Washington Gas Light Co. asked the D.C. Public Service Commission yesterday to allow it to increase by 13.23 percent--or $26 million annually--its Washington customers' bills.
"We don't like to ask for a 13.2 percent increase in rates, but we feel we have to do it," said Richard Vierbuchen, executive vice president of WGL. Gas company officials said higher interest and labor expenses and increased competition for investors forced it to seek the large increase.
The proposed increase would add $12.39 to the average monthly bill of $77.09 for a D.C. heating customer using 1,376 therms of gas annually. For a residential customer who does not heat with gas, the increase would average $6.92.
Around the area, new rate increase requests have followed closely on the heels of rate increases recently granted in a pattern of rapid escalation in utility costs. WGL was awarded an $8.1 million (5.1 percent) increase two months ago, and Pepco, which was granted a $23.3 million increase in D.C. at the end of December, filed less than three months later for $81.1 million more.

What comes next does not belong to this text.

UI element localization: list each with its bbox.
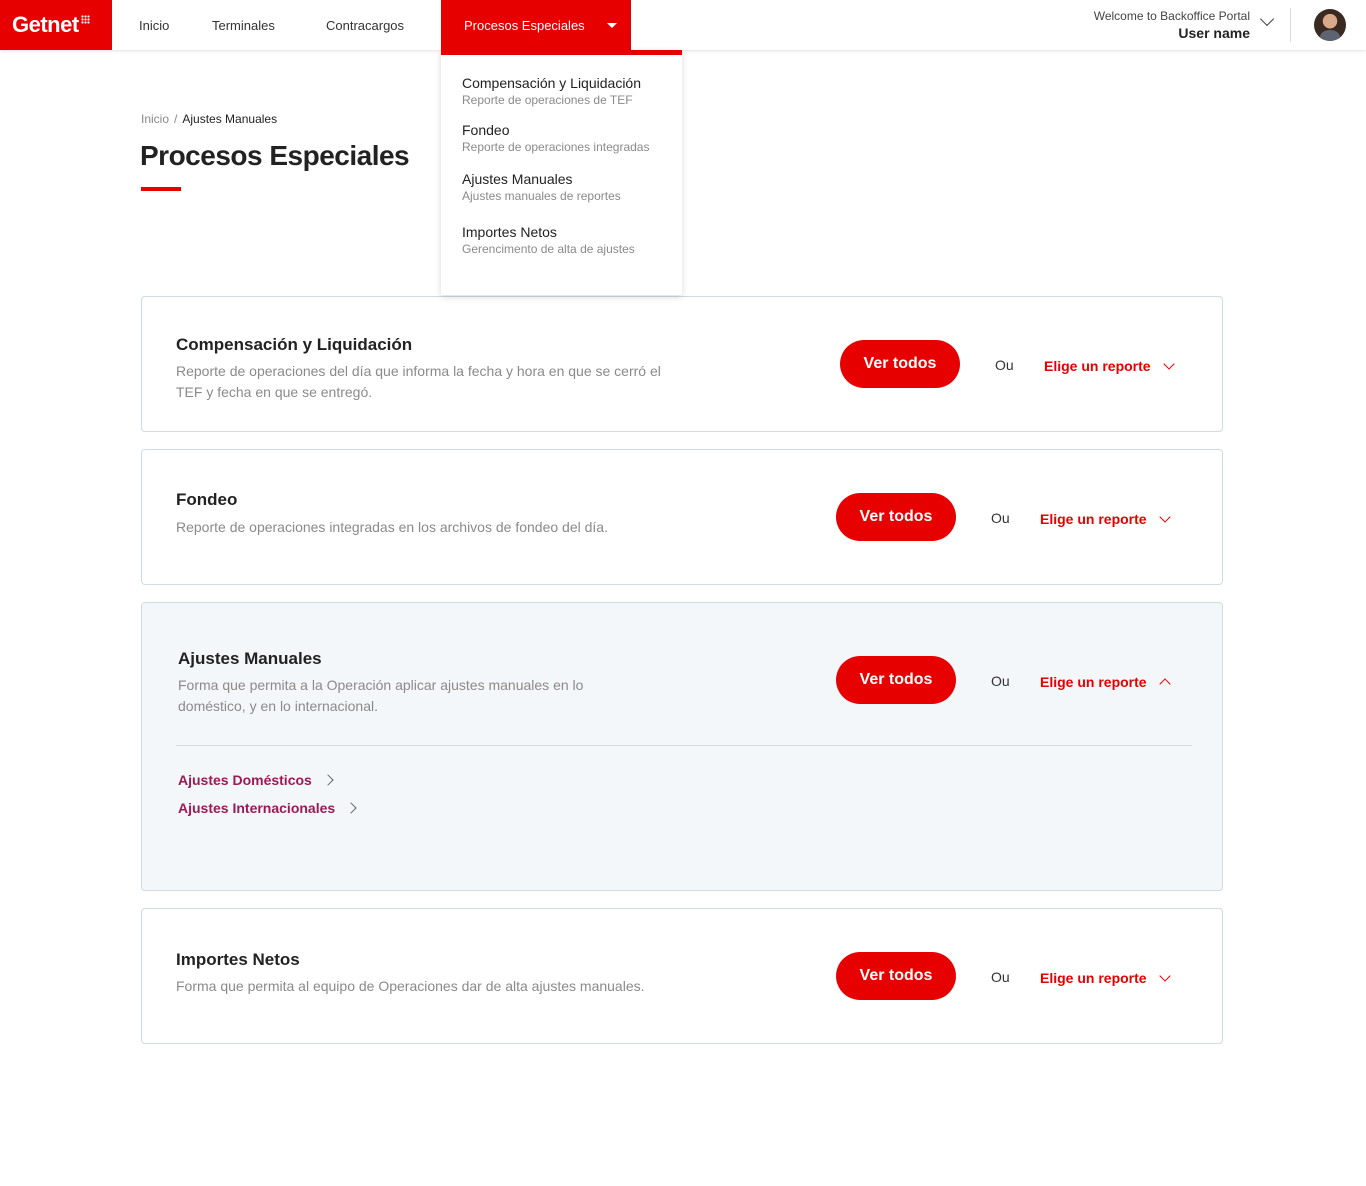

Utility officials say that their increases generally have lagged behind the rise in the rate of inflation and portray themselves as playing an endless game of catch-up. The recently granted rate increase for WGL in D.C. came more than nine months after the request was made, and action on the two previous requests took 14 and 19 months, Vierbuchen said.
The most recent increase "was based on a 1980 test period, but the rates didn't go into effect till 1982," he said. By the time rates go into effect, they are outdated, he maintained. One reason for the size of the new request is to cover anticipated costs in 1983, when the company expects it to go into effect, he said.
D.C. People's Counsel Brian Lederer disagrees with that assertion. "Nobody sets rates on figures not representative of the future," he said. The last request "was tried knowing the rates would be in effect in 1982," and the amount granted includes allowances for current costs, he said. "These are not stale rates."
Instead, Lederer said, "They're putting out arguments to cover what is a fundamentally unsound construction program." According to Lederer, the gas company's construction budget is $65 million a year--or approximately 16 percent of the company's total capitalization, compared with gross sales, that he said amount to less than 6 percent of the capitalization.
"Management of this company is relying on a policy of deficit financing through rate increases," he said. Lederer said that the company should emphasize incorporating conservation rather than construction into its planning and should give more recognition to the contributions of its nonutility subsidiaries such as its oil and gas exploration subsidiaries.
WGL management said earlier this week that the compnay will ask for increases in Maryland and Virginia as well as in the District. Pepco has a $95.5 million rate request pending in Maryland, where a decision is expected this month, and a $3.2 million request pending in Virginia, as well as the $81 million request in the District. Vepco last month asked for a $96 million increase in Virginia, which is expected to go into effect on May 1.